Voice of the people: Joe Dillon




Feels positive city news is buried


The Commercial Dispatch continues to exert great effort to bury positive information concerning the City of Columbus. The initiative is on-going from this newspaper, and a page one story published Wednesday, continued the effort. Good news on the city's financial condition was buried halfway into the article and was never mentioned until the story jumped to an inside page.


Tuesday night, Mayor Robert Smith presented citizens and the City Council an outstanding financial report that highlighted $2.4 million in savings in eight months. He also showed a cash balance that swung from $71,000 in the red to $1.2 million in the black when compared to one year ago.

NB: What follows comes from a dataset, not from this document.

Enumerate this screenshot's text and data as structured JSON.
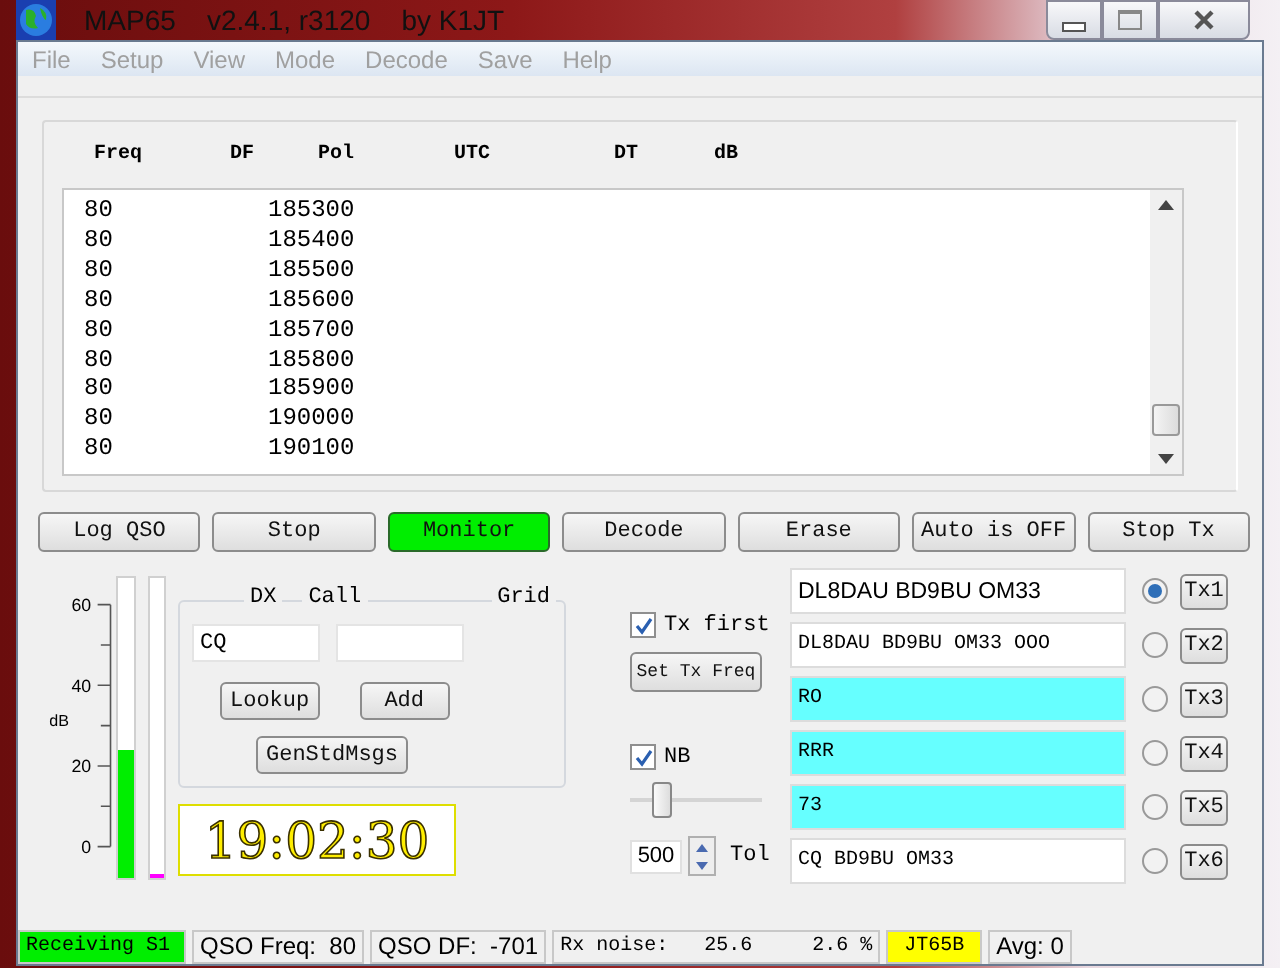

No less than three editorials in this newspaper have called upon the city to make financial changes. On March 12, 2019: "City officials must examine the budget and scrutinize every expenditure to find ways to cut costs, and they must approach this with the sense of urgency it demands," you wrote.


The city has done that quite successfully, but the effort to disparage our city officials is relentless. Letters-to-the-editor and other editorials have asked the city to be transparent and accountable. We have done that. The Mayor, City Council, department heads, and City employees have taken significant successful steps, "...with the urgency it demands." But you would not know that from the article.


Instead, the news story concentrated on LED street light upgrades for the first two-thirds of the article. The article was 599 words long; the financial news not mentioned until 441 words into the read.


Let's be "transparent" with one another. With Commercial Dispatch staff making editing decisions concerning coverage of the City of Columbus while also refusing to talk to city officials and referring calls to lawyers, this is a one-sided attack that benefits no one; especially your readers.


Your readers are not naive. The decision to slant the story away from the good financial news is obvious. For a newspaper editorial staff that can turn out an editorial in minutes, the lack of an uplifting word on the good news in Wednesday's editorial page was noticeable.


Those of us that live and work in Columbus can see the effort made in this newspaper to praise the City of Starkville in everything they do. The bias toward Starkville is staggering that appears in the Columbus newspaper.


We have lost hope for coverage of significant positive news such as this financial story. Throw us a bone in this Sunday's Roses and Thorns column. We deserve something...not sure what it will be.


Joe Dillon


City of Columbus Public Information Officer



Peter Imes responds: Dillon makes reference to this paper's refusal to talk to city officials. That is misleading. The Dispatch's Managing Editor, Zack Plair, is currently in a legal proceeding with the city. To help prevent a conflict of interest, Plair is not directly involved in reporting on city stories. Until the legal matter is resolved, he is avoiding communicating with city sources. I have clearly communicated this arrangement to Dillon on multiple occasions. We have also made it clear other newsroom staff is always available to discuss the city. Plair is, on occasion, one of multiple editors who reviews stories about the city, and we disclose that conflict when it occurs.